This is the testimonial from Amy, 50 years old, ADHDer from the state of Georgia in the United States. I'm sure it's a story with which millions will relate and see themselves!
I always suspected something different about me. I'd watch videos, memes about ADHD, and always saw myself in them. Today, at 50, I was diagnosed. It's a relief in a way. I never understood my difficulties, and now I really want to take care of myself. I can't stand not being able to achieve any of my life's dreams.
I can't stand living stressed and tense all the time. My emotional and physical disorder is extremely exhausting. I just want to try to live a normal life, fulfill my responsibilities, be a patient mother, and less aggressive because I don't understand my feelings and mood swings.
I just want fair support and relief. We suffer. It's even worse when there isn't a confirmed diagnosis, and accessing neuropsychological evaluation is difficult, even with insurance.

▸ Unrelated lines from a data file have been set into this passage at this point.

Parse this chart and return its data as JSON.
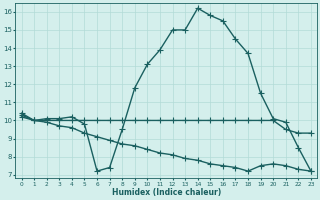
{
  "line1_x": [
    0,
    1,
    2,
    3,
    4,
    5,
    6,
    7,
    8,
    9,
    10,
    11,
    12,
    13,
    14,
    15,
    16,
    17,
    18,
    19,
    20,
    21,
    22,
    23
  ],
  "line1_y": [
    10.4,
    10.0,
    10.1,
    10.1,
    10.2,
    9.8,
    7.2,
    7.4,
    9.5,
    11.8,
    13.1,
    13.9,
    15.0,
    15.0,
    16.2,
    15.8,
    15.5,
    14.5,
    13.7,
    11.5,
    10.1,
    9.9,
    8.5,
    7.2
  ],
  "line2_x": [
    0,
    1,
    2,
    3,
    4,
    5,
    6,
    7,
    8,
    9,
    10,
    11,
    12,
    13,
    14,
    15,
    16,
    17,
    18,
    19,
    20,
    21,
    22,
    23
  ],
  "line2_y": [
    10.3,
    10.0,
    10.0,
    10.0,
    10.0,
    10.0,
    10.0,
    10.0,
    10.0,
    10.0,
    10.0,
    10.0,
    10.0,
    10.0,
    10.0,
    10.0,
    10.0,
    10.0,
    10.0,
    10.0,
    10.0,
    9.5,
    9.3,
    9.3
  ],
  "line3_x": [
    0,
    1,
    2,
    3,
    4,
    5,
    6,
    7,
    8,
    9,
    10,
    11,
    12,
    13,
    14,
    15,
    16,
    17,
    18,
    19,
    20,
    21,
    22,
    23
  ],
  "line3_y": [
    10.2,
    10.0,
    9.9,
    9.7,
    9.6,
    9.3,
    9.1,
    8.9,
    8.7,
    8.6,
    8.4,
    8.2,
    8.1,
    7.9,
    7.8,
    7.6,
    7.5,
    7.4,
    7.2,
    7.5,
    7.6,
    7.5,
    7.3,
    7.2
  ],
  "line_color": "#1a6060",
  "bg_color": "#d4efec",
  "grid_color": "#b2dbd7",
  "xlabel": "Humidex (Indice chaleur)",
  "xlim": [
    -0.5,
    23.5
  ],
  "ylim": [
    6.8,
    16.5
  ],
  "yticks": [
    7,
    8,
    9,
    10,
    11,
    12,
    13,
    14,
    15,
    16
  ],
  "xticks": [
    0,
    1,
    2,
    3,
    4,
    5,
    6,
    7,
    8,
    9,
    10,
    11,
    12,
    13,
    14,
    15,
    16,
    17,
    18,
    19,
    20,
    21,
    22,
    23
  ],
  "marker": "+",
  "markersize": 4,
  "linewidth": 1.0
}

Living with ADHD without brakes is truly exhausting. When your diagnosis also came in adulthood, many things about your past start to make sense, for example, after entering grad school twice and not finishing due to procrastination and missing deadlines.
I started suspecting something was up after finding it super strange that my focus was terrible, but at the same time, I could read a book just fine in a room with 40 noisy colleagues in my school classroom. But mainly, years later when I was studying for the Bar Exam, and I, who love studying law, would get lost in class because I was so focused on my own annotations for 3 hours that I couldn't even feel my body properly; it felt like I was completely numb.
My husband lacks patience, but he recognizes when I give that vacant-eyed response, which can be a yes or no while I am not knowing what I'm answering. I'm used to "are you going to respond or not?", and he knows that probably not because I'll forget, and then he would have to ask the question again, maybe more than twice.
However, I used to like the feeling that nothing for me is difficult; everything has a solution, and in the end, it worked out. Because apparently I hadn't missed many opportunities. But now, being a mother, exhaustion was leading me to give up at the end of the process. The liberation of discovering that it wasn't simply a lack of interest made me understand a lot about what I go through in this life.
And that feeling that everything works out in the end simply wanes as the responsibilities in life become more complex. I'd say that until my university years things really worked fine, although I'd be able to explore my choices much more if I could have more control of my life. But things started to really complicate when I had to fight to get a job, to earn my money, to have more serious relationships, marriage, children...
Anyway, I'm more than grateful for the fact I could take my ADHD diagnosis. For some, it may be only a sheet of paper with a prescription, but for me, it's a document explaining several behaviors I went through during this half-century I've been in this life.
And more important than a document of explanations, it's a document full of blank sheets to be written as I wish and with the fantastic pen of self-knowledge!